Ничтожный русский эмигрантишка, которого ветер странствий занес слишком далеко от дома. Так далеко, что тепло родного дома не в состоянии пробиться сквозь все эти километры.
Он был в каких-то двадцати метрах от меня, голый по пояс, с сигаретой в зубах. Возвращайся домой к маме, там лучше!
Он докуривает сигарету, щелчком отправляет ее подальше и замечает меня.
Боже, какой молодой, какой заносчивый. Какое красивое мускулистое тело, еще немного угловатое, как у жеребенка… С каким нелепым вызовом встречает он мой взгляд.
Он встает и начинает одеваться. Глядя, как он натягивает куртку, я чувствую, что у меня самого начинает чесаться кожа на плечах.
Меня охватывает необыкновенная Любовь. Любовь к нему. Желание потрогать это тело, понюхать молодой пот, прижаться, слиться с ним, желание такое огромное и непреодолимое, что я открываю глаза.
Я открыл глаза и увидел незнакомый потолок с сероватой, как будто намокшей штукатуркой.
— Вы пролежали без сознания четыре дня, — произнес над моим ухом ворчливый женский голос.
— Мммм… — ответил я.
— Как вы себя чувствуете, Степан Афанасьевич?
— Нормально. Кто я? Где я?
— Вы в больнице. Проспали самое интересное. Здесь от журналистов проходу не было. Теперь вот успокоились вроде… Давайте-ка я вам судно поменяю.
Санитарка не соврала — я пролежал в коме почти пять дней. Как это нередко бывает при таких длительных потерях сознания, у меня полностью атрофировалась память.
По документам, которые обнаружили во внутреннем кармане моей куртки, установили мою личность: Свердлов. Степан Афанасьевич.

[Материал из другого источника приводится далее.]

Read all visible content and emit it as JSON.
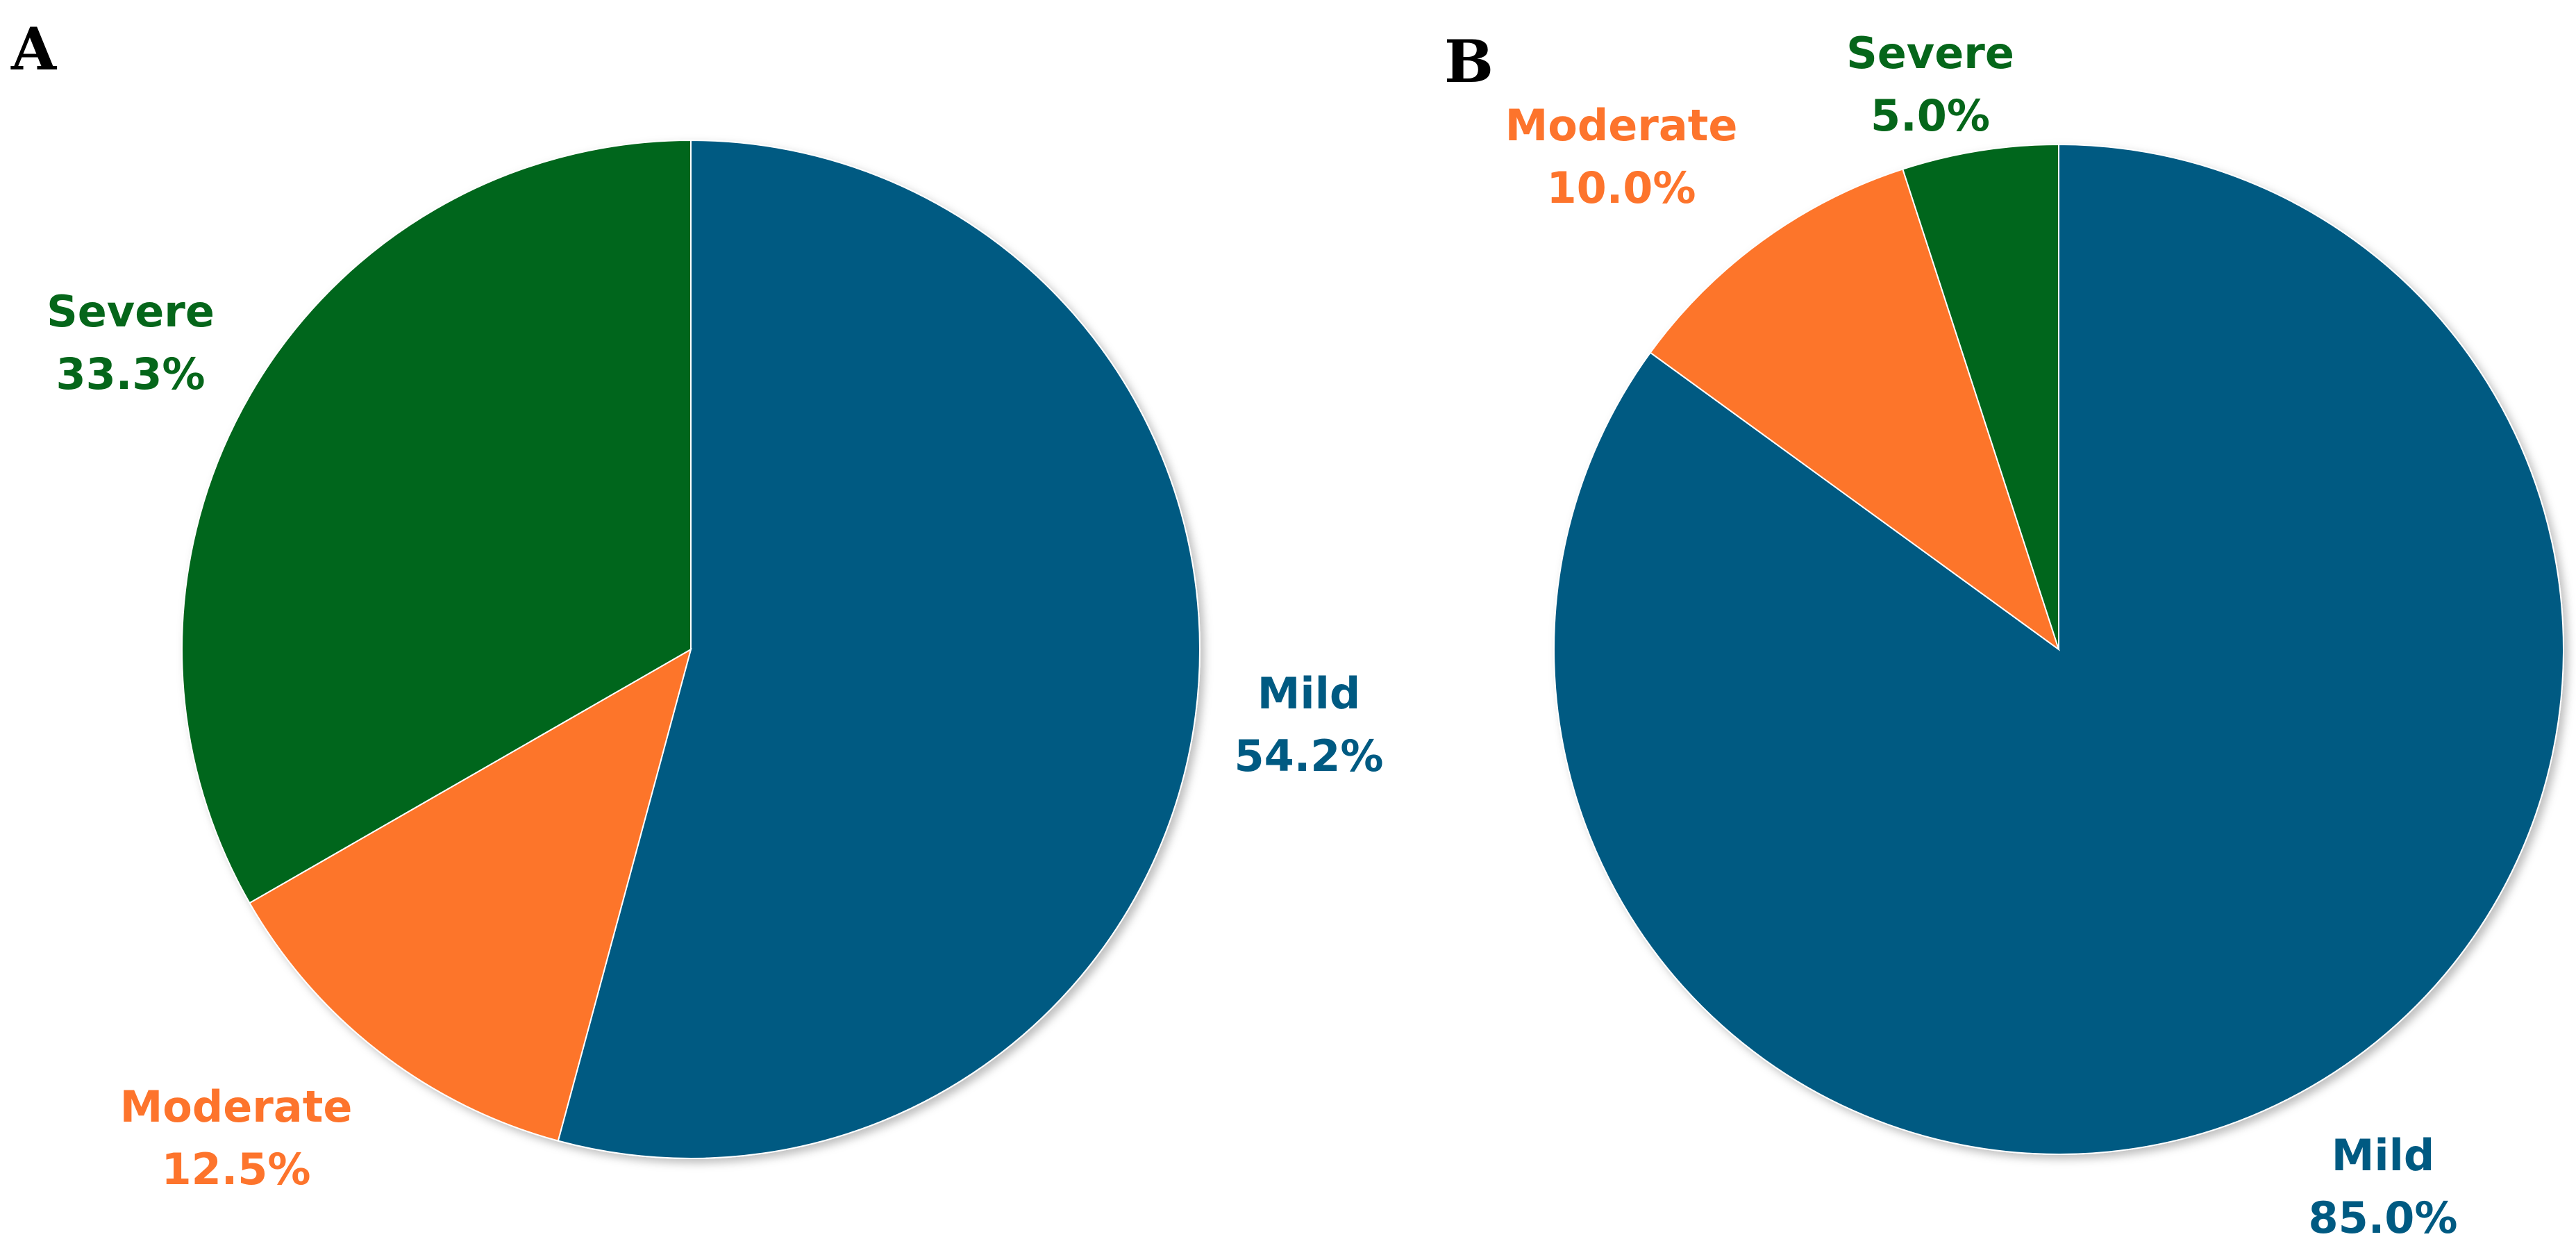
{
  "chart_data": [
    {
      "type": "pie",
      "panel_label": "A",
      "start": "top",
      "direction": "clockwise",
      "slices": [
        {
          "name": "Mild",
          "value": 54.2,
          "label": "54.2%",
          "color": "#005A82"
        },
        {
          "name": "Moderate",
          "value": 12.5,
          "label": "12.5%",
          "color": "#FD742C"
        },
        {
          "name": "Severe",
          "value": 33.3,
          "label": "33.3%",
          "color": "#05661A"
        }
      ]
    },
    {
      "type": "pie",
      "panel_label": "B",
      "start": "top",
      "direction": "clockwise",
      "slices": [
        {
          "name": "Mild",
          "value": 85.0,
          "label": "85.0%",
          "color": "#005A82"
        },
        {
          "name": "Moderate",
          "value": 10.0,
          "label": "10.0%",
          "color": "#FD742C"
        },
        {
          "name": "Severe",
          "value": 5.0,
          "label": "5.0%",
          "color": "#05661A"
        }
      ]
    }
  ]
}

Имя мне ни о чем не говорило. Меня могли с таким же успехом называть Дмитрием Петровичем или Самуилом Альфредовичем. Иванов-Петров-Сидоренко… я даже не узнал своего лица в зеркале, когда мне его поднесли, что уж говорить о фамилии! Я действительно родился заново. Лет так в сорок, решил я на глазок, разглядывая морщинистые мешочки под глазами.
— Вам сорок два года, — сообщила санитарка, поправляя подушку.
Сделала она это без кокетства, хотя тело имела пышное, а глазки озорные, из чего я сделал вывод, что оболочка, в которой я вылупился, успеха у женщин не имела.
Я начал жить Степаном Свердловым.
Прошлое волновало меня постоянно, как будто за моей спиной был океан в ночи, он накатывался и отползал, а повернуться и посмотреть было нельзя. Смутные образы, тени утерянных воспоминаний… Иногда запах, или цвет, или услышанный шум провоцировал образ, но уцепиться за него и остановить не удавалось, хотя я пытался изо всех сил, до боли в затылке.
Вскоре я заметил одну закономерность: чаще всего такое случалось, когда я видел роскошную машину или проходил мимо дорогих бутиков. Из этого можно было сделать вывод, что в моей прошлой жизни я пользовался этими вещами, а можно было и не сделать. Судя по моей собственной одежде и вещам, которые обнаружили в моем чемодане (он чудом не сгорел во время крушения), я в лучшем случае мог принадлежать к обслуге, а никак не к владельцам дорогих вещей, которые, как известно, не летают экономклассом. А может быть, я просто очень сильно мечтал ими владеть?
Через милицию отыскали однокомнатную квартиру, где я жил. Седьмой этаж стандартной блочной башни. Взломали замок. Строго спросили меня, узнаю ли я помещение. Я честно ответил, что нет. Позвонили соседям. Те не совсем уверенно признали во мне Степана Свердлова. Рассказали, что я пропал с месяц назад. Смотрели исподлобья, отвечали с неохотой и ворчливо в том смысле, что я очень изменился и даже, видимо, вырос. Мне дали ключи.
Как выяснилось, матери у меня не было, а вот отец жил в соседнем доме, в хрущобе, загаженной до последней степени.
Я сходил разок посмотреть на этого человека и от последующих визитов отказался. Мужик был грязен, вонюч и пьян до невменяемости. Никаких образов он во мне не всколыхнул. Как только я сказал ему, что я его сын, он потряс головой, как конь, которому мешают мухи, промычал что-то про украденную золотую печатку, и я получил от этого относительно пожилого человека довольно-таки меткий удар по левой скуле, так что два зуба утратили устойчивость и с тех пор начинали болеть весной и осенью.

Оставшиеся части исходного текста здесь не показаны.